Le priorità del Messico ai Mondiali mettono in ombra la crisi delle persone scomparse

Mentre il Messico concentra le risorse sulla sicurezza della Coppa del Mondo, i gruppi di ricerca di base affrontano sfide scoraggianti per trovare migliaia di persone scomparse nel contesto della violenza in corso nel paese.

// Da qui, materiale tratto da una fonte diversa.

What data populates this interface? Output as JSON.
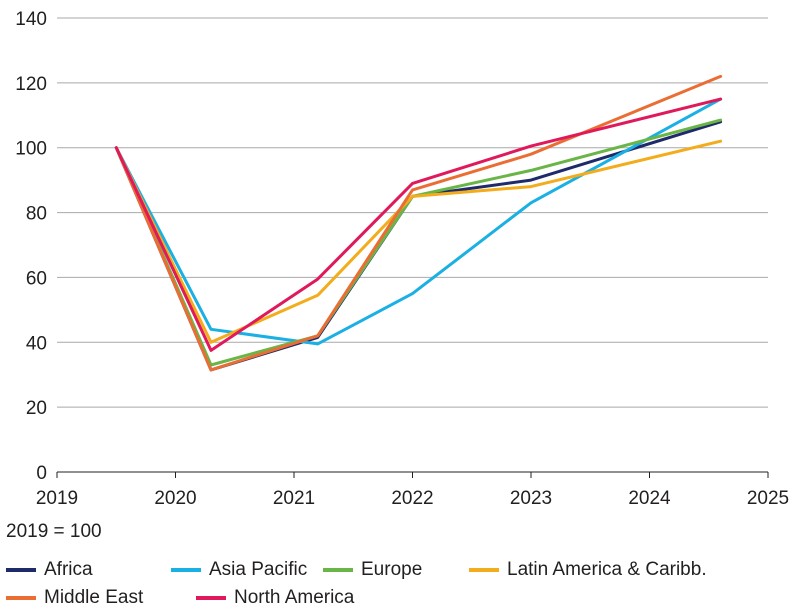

In vista della Coppa del Mondo FIFA 2022, il governo messicano ha mobilitato ingenti risorse per garantire la sicurezza e l'incolumità del torneo internazionale di calcio. Tuttavia, questa maggiore attenzione alla Coppa del Mondo è avvenuta a scapito della continua crisi delle persone scomparse nel paese, dove migliaia di persone rimangono disperse in un contesto di violenza endemica.
Sforzi di base per riempire il vuoto
Ana Hatsumi Muñoz, un membro del collettivo di ricerca Guerreros Buscadores (Ricercatori di guerrieri), si trova davanti a un altare dedicato a quattro membri della sua famiglia che hanno sono scomparsi o sono stati assassinati negli ultimi anni. La tragedia personale di Muñoz è un microcosmo della crisi più ampia che affligge il Messico, dove, secondo i dati del governo, oltre 100.000 persone sono scomparse dall'inizio della guerra alla droga nel paese nel 2006.